Symbiose entre la perception subjective et la post-correction artistique, Geyer est lui-même l'étalon, l'interface entre l'expérience réelle et la sensation momentanée. Lors de ses excursions dans la Nature, il s'installe là où il se sent lui-même le plus à l'aise. En général, il s'agit de points de rencontre harmonieux entre la vie humaine et la nature sauvage qui reflètent l'habitat personnel de Geyer entre la ville et la campagne : une arrière-cour envahie par la végétation, un lac avec une échelle d'embarquement, des maisons à pics s'avançant derrière les dunes.
Avec des couleurs naturelles qui brillent de l'intérieur, comme le bleu nuit, le vert forêt et le rouge-rose du soir, l'artiste dirige toute son attention sur le potentiel narratif qu'il s'est découvert à cet instant.
Combiné à des nuances mates et à des reflets de lumière, le résultat est un jeu d'ombres apparemment aléatoire, qui se reflète parfois dans l'eau bleu-vert du lac et qui, d'autres fois, se pose comme une lueur au clair de lune sur la plage de sable blanc.

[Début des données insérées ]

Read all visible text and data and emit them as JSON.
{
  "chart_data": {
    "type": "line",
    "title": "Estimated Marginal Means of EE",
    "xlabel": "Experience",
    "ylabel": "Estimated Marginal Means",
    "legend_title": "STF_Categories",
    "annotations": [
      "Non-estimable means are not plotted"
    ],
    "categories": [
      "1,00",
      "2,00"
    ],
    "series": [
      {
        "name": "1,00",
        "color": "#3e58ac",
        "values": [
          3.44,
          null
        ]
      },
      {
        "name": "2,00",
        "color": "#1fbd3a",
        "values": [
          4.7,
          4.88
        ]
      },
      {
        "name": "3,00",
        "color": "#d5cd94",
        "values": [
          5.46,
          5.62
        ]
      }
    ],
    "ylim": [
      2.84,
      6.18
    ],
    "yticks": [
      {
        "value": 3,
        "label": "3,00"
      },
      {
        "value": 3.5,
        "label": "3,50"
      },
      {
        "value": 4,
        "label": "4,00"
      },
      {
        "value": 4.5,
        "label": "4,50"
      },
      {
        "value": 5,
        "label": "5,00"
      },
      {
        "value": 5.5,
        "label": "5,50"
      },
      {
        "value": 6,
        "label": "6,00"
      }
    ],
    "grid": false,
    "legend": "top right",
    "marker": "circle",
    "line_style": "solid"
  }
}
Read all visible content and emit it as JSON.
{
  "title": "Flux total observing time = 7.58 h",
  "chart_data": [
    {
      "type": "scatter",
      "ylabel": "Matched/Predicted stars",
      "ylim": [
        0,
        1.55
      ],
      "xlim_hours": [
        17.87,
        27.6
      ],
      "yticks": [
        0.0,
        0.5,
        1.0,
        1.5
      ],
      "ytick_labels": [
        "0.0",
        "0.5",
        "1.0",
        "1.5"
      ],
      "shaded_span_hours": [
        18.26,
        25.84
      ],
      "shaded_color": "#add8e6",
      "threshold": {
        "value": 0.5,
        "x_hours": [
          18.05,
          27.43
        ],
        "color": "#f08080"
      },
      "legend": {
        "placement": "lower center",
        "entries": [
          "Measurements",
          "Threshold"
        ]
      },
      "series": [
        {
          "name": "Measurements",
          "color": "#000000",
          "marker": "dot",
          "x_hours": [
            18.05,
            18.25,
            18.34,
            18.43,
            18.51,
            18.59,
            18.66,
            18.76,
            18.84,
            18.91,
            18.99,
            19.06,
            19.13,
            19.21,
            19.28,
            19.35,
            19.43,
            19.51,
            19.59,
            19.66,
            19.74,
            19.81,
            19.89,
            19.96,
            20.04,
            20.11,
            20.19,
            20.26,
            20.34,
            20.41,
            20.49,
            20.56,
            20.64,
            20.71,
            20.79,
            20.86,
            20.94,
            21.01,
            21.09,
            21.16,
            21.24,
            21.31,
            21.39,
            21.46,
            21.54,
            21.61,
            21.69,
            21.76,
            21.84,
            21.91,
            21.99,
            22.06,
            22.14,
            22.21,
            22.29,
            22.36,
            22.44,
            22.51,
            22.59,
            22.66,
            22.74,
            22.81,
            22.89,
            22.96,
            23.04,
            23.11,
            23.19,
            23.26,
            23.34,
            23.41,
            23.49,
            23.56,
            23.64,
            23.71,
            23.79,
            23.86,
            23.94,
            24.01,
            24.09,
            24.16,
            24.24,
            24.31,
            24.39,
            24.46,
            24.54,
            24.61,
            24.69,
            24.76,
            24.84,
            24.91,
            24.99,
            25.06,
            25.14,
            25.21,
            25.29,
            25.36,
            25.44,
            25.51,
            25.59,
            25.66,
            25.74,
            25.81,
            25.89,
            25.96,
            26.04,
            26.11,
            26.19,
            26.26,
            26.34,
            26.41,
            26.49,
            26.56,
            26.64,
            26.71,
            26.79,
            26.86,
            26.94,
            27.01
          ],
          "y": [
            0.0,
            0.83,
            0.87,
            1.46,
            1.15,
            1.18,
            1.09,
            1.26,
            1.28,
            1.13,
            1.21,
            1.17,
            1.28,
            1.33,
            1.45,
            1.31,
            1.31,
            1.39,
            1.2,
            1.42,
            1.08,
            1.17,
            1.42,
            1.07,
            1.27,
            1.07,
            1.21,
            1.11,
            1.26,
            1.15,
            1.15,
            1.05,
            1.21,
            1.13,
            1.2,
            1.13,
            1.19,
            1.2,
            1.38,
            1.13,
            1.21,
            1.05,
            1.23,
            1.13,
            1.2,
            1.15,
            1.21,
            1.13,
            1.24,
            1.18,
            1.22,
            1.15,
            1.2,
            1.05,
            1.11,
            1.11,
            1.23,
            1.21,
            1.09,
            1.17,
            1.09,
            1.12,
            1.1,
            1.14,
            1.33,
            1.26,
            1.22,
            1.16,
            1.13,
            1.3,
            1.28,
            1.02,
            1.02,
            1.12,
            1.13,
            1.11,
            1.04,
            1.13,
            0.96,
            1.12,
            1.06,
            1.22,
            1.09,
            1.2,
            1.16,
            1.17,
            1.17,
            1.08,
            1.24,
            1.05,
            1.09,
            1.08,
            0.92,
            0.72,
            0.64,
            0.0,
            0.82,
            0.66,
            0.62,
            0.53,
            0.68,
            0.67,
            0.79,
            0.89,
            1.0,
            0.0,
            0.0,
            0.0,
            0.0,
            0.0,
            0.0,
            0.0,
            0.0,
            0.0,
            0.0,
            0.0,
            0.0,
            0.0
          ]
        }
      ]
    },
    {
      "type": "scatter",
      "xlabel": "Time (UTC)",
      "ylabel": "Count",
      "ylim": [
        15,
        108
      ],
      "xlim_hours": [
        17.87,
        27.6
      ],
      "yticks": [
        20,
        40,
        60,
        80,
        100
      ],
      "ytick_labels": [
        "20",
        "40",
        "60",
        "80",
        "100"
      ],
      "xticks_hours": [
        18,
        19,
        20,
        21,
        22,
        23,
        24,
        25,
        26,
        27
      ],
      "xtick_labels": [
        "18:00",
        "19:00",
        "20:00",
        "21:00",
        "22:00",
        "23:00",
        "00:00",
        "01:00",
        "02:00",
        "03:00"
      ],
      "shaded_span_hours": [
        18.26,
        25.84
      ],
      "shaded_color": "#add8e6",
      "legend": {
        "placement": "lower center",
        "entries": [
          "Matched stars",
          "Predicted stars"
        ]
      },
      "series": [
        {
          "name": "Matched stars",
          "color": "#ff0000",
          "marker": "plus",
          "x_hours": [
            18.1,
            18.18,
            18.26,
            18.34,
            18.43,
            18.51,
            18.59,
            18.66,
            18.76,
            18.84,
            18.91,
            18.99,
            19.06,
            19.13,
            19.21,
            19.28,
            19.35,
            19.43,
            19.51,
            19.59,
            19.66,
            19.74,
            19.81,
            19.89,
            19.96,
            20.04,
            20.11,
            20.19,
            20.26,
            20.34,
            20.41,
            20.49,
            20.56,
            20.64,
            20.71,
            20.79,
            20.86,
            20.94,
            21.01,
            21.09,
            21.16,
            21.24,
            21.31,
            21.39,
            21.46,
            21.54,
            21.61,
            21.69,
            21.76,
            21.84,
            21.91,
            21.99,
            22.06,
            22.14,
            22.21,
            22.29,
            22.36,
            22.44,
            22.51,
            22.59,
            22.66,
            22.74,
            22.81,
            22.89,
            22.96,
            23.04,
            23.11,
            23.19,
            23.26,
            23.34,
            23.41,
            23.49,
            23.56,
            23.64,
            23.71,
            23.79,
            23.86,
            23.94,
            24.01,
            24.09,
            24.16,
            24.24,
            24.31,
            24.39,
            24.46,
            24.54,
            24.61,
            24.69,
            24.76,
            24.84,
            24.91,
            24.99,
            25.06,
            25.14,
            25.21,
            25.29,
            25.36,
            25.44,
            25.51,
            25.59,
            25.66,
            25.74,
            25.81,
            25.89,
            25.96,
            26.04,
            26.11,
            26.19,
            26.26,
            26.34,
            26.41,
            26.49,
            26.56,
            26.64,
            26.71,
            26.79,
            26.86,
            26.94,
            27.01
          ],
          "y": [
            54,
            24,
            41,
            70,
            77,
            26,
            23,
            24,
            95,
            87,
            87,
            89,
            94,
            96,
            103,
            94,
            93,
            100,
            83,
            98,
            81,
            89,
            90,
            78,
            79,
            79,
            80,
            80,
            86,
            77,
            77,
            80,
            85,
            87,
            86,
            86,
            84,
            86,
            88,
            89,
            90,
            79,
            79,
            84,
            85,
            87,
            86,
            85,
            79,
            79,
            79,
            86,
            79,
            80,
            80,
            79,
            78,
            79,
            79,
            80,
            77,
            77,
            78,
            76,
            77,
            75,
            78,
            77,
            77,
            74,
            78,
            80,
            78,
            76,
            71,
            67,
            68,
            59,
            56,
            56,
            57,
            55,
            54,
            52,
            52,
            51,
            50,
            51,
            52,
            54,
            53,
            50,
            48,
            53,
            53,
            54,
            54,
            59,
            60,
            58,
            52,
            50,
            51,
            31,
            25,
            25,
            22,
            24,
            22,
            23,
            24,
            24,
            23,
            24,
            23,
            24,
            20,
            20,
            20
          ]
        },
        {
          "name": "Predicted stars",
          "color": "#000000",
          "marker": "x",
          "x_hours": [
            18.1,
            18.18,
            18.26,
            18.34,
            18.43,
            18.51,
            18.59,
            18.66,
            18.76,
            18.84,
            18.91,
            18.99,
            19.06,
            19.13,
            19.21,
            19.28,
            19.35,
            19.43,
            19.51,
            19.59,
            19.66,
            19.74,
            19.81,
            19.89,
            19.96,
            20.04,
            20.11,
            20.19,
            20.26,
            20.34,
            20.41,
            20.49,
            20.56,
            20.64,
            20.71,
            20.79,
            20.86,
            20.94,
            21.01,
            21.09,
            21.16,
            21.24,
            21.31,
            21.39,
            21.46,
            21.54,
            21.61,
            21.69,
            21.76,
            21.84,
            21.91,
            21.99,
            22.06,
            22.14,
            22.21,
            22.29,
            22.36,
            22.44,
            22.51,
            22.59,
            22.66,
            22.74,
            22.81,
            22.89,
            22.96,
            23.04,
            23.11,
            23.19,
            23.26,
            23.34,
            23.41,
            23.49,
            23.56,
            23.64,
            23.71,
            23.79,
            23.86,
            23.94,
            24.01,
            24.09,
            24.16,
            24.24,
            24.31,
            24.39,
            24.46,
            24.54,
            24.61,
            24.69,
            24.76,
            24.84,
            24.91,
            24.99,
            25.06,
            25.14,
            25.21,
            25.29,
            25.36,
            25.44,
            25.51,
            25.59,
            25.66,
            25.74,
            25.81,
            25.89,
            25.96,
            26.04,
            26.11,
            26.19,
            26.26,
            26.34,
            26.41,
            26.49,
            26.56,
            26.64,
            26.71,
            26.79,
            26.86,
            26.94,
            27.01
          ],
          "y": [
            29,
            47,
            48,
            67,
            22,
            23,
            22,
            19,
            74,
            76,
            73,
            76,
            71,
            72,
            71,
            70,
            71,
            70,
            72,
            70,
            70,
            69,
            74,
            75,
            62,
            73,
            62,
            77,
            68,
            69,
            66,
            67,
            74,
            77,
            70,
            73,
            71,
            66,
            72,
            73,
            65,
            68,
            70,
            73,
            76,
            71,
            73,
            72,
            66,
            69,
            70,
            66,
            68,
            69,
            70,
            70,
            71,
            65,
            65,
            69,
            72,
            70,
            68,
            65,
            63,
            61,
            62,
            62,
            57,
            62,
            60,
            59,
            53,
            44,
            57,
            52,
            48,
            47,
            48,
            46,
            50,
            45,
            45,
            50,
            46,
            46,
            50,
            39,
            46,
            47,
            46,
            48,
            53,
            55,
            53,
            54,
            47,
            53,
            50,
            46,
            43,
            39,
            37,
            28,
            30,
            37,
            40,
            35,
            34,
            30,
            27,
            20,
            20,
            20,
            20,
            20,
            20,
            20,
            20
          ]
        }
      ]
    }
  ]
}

Lorsque Thomas Geyer se remémore les douces soirées d'été, les brises marines ou les sensations printanières dans son Studio, il fait ressortir les impressions conservées, la lumière, les odeurs et les sons et les étale sur les toiles. Point lumineux par point lumineux, canopée par canopée, il replonge dans leurs atmosphères narratives et commence à dérouler leurs histoires à nouveau.
Dans ses récits, il en révèle juste assez pour que nous nous sentions chez nous dans ses décors - tout en laissant de la place aux secrets individuels. De cette manière, l'artiste ne nous permet pas seulement d'entrer dans ses refuges, mais les ouvre comme des cadres dans lesquels nos propres souvenirs peuvent prendre place.
C'est l'intensité de l'instant, la beauté et l'émotion absolues qui ont fait de Geyer un peintre. Mais la nostalgie de l'artiste est également empreinte de gravité, d'une fatalité imminente qui nous accompagne tous - la perte d'un habitat dont nous sommes nous-mêmes une composante.
Et il est important de sentir les lacunes, explique Thomas Geyer. Sans eux, il n'y aurait pas de désir, pas de sens de l'éphémère, pas d'appréciation de l'émerveillement, de toutes les choses fugaces qu'il veut préserver en tant que peintre.
Et lorsque l'artiste repart de son Studio pour se laisser surprendre par ses motifs à l'œil vagabond, il a toujours un bocal avec lui pour nous faire partager plus tard son expérience intense.